Żenada. Nie dość, żę to nie miejsce na takie cyrki to jeszcze nie potrafił czytać. Dlatego właśnie pis rządzi bo taka ciemnota przejmuje stery.
Może miejsce i czas nieodpowiedni, ale gdyby wszyscy mieszkańcy gminy "nowego blasku" wiedzieli ile razy pieniądze podatnika zostały wydane na... skradziona fontannę, potem na wynajem kolejnej, innym razem na kolejne podwyżki na premie dla pracowników gminnych oraz jej podległych jednostek...czy słynnego gazeciarza. Każdy rządzący musi sie liczyć z oceną jego działalności i taki czas przyszedł - za rok wybory i wyścig się powoli zaczyna. Osobiście uważam, że dobrze iż mimo wielu niezadowolonych głosów Sołtys się odważył powiedzieć jak jest...szkoda że nie ma więcej takich osób.
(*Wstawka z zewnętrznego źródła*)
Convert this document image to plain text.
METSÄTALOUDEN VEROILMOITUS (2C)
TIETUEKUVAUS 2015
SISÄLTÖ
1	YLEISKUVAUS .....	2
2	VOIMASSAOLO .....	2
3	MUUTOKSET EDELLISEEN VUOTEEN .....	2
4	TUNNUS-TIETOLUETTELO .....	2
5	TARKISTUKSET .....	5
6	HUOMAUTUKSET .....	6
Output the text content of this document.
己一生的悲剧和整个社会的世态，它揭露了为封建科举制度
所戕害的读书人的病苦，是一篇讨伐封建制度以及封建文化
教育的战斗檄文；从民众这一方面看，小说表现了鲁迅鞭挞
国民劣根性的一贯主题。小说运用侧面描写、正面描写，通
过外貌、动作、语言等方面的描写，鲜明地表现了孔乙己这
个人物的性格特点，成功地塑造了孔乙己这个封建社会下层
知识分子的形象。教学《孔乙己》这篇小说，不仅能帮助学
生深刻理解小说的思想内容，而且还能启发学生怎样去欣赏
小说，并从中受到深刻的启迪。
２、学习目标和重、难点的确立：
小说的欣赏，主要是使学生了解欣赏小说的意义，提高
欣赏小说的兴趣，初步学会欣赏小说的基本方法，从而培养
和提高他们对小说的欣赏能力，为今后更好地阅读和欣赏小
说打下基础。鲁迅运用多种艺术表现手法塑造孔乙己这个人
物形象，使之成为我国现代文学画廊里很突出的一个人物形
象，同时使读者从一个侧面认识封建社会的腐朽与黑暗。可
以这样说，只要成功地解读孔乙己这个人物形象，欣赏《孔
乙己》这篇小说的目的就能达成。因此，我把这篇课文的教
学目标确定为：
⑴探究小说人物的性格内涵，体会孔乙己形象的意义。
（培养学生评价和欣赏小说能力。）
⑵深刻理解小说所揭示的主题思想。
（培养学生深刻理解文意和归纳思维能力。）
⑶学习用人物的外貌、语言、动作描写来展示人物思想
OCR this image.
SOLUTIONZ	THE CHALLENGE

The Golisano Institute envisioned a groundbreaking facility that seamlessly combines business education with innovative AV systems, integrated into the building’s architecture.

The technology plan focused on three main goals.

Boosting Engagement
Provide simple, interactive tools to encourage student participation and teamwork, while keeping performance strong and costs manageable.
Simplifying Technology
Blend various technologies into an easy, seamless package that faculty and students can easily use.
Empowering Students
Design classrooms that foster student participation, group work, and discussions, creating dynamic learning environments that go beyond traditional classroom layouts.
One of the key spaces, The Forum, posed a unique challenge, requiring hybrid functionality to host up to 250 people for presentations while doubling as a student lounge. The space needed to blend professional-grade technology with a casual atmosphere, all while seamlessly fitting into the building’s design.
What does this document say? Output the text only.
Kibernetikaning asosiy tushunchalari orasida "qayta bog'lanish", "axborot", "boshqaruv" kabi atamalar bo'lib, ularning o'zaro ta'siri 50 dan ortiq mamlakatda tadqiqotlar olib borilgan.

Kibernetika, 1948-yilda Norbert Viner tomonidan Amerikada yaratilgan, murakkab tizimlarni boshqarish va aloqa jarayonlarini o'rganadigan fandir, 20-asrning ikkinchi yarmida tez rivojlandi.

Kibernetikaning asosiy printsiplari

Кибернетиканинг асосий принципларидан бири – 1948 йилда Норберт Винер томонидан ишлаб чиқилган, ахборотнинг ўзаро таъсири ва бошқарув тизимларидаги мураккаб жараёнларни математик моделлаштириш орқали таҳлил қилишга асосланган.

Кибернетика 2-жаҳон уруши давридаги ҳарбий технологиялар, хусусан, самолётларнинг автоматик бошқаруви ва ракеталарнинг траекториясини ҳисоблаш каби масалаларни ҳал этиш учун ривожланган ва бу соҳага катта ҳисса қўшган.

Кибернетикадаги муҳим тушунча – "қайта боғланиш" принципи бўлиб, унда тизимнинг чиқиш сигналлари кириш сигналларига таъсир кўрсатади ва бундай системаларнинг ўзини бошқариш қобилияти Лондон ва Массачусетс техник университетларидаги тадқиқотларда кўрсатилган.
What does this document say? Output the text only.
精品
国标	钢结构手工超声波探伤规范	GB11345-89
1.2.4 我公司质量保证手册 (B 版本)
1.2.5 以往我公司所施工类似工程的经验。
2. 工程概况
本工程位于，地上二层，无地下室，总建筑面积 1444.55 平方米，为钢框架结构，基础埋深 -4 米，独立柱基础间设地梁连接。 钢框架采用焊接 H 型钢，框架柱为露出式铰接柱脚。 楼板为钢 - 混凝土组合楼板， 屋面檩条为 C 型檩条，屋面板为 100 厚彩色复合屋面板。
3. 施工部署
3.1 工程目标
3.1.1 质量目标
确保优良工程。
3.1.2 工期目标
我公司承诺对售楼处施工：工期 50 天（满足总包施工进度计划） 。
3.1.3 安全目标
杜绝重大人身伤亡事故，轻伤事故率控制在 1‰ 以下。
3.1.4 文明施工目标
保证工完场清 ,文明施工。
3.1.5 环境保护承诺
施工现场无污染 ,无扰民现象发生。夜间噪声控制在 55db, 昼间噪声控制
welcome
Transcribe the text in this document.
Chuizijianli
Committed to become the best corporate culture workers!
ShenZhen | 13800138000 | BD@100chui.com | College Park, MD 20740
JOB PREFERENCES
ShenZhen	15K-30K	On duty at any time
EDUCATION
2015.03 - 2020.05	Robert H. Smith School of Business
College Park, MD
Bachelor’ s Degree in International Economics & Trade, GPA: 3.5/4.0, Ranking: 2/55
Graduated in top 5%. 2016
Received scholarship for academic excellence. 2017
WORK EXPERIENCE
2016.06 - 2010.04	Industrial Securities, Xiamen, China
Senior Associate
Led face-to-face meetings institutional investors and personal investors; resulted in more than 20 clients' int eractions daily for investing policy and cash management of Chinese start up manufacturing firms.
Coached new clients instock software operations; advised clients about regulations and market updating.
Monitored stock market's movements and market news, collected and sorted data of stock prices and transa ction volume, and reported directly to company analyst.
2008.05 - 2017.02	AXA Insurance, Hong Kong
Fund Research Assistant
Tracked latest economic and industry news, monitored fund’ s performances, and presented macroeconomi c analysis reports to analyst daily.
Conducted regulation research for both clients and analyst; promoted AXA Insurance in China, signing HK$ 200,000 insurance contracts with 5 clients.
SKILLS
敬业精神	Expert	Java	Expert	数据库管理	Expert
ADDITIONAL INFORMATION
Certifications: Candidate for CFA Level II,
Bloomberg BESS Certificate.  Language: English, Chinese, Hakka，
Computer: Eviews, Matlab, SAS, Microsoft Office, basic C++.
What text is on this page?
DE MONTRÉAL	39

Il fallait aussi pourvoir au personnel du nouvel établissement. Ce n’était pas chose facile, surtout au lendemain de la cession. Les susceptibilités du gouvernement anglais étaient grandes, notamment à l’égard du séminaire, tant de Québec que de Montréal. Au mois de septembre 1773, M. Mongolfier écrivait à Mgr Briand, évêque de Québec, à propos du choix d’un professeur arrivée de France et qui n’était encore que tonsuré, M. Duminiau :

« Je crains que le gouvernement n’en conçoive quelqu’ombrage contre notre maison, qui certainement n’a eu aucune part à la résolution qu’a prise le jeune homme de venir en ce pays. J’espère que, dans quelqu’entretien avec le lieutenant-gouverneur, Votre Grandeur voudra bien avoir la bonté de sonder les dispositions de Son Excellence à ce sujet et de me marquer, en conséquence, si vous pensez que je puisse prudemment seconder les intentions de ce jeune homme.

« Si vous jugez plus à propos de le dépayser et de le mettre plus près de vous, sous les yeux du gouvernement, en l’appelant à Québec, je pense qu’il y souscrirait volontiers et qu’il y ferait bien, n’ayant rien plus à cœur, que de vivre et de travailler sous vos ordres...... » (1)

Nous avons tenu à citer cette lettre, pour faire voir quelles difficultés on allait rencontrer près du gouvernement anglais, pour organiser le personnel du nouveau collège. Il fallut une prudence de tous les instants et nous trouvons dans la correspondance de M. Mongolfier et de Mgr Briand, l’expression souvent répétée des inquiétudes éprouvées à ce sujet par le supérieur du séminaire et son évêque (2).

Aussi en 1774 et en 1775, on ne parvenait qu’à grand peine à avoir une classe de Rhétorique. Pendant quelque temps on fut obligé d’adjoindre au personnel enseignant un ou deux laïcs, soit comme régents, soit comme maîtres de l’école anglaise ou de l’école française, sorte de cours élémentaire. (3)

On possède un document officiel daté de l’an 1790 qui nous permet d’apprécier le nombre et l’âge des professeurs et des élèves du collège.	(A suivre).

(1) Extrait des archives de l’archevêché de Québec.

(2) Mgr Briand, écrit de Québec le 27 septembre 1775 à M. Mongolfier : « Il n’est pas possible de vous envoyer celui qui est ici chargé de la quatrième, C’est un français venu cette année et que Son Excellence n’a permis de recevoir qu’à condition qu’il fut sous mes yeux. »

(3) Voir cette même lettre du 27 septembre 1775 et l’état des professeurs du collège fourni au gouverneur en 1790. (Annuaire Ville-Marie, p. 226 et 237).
Wypowiedz tych słów w innym miejscu i czasie umarłoby już po ostatnim słowie lub kolejnego dnia, a tak przynajmniej wiecej osób poznał punkt widzenia drugiej strony. Brawo Panie Wojtku.
Tolek, kampanię to twój burmistrz ten od tego blasku co miał nadać Obornikom robi, za nasze pieniądze roznosząc po domach gazetki przez wynajętych do tego specjalnie ludzi.
Kampania wyborcza ruszyla! Szkoda tylko, ze w taki sposób pan sołtys się za to zabrał. Czas i miejsce nieodpowiednie, a i wypowiedź bez ładu i składu...
Dawid zabawa hahaha kompletnie obiektywna osoba, pracownik UG Oborniki Śl. hahahaha, Brawo Sołtys z Wielkiej Lipy.
Kinder sztuby brak sołtysowi który przy okazji takiego święta rusza ze swoim przemówieniem. Są sesje rady, są zebrania wiejskie na których można poruszać takie kwestie, to nie jest prywatny wiec tego pana, tylko święto wszystkich rolników. Mógł odmówić wystąpienia, i było by to bardziej taktowne niż odegranie tej śmiesznej sceny. P.S. Jestem kompletnie obiektywną osobą, nie znam żadnego z tych panów, i w tych okolicach w życiu nie byłem. Za to wychowałem się, w małopolskiej wsi, i wiem co to znaczy szacunek do zboża i chleba, jak się go komuś podaje to się na tego kogoś nie pluje.
WOJTEK jesteś WIELKI! Panie Stajniak nie ładnie tak przeszkadzać, brak "kinder sztuby!!!
czy pierwszy kamyczek już w ogródku?
prawdę powiedział, szkoda tylko, że z kartki czytał.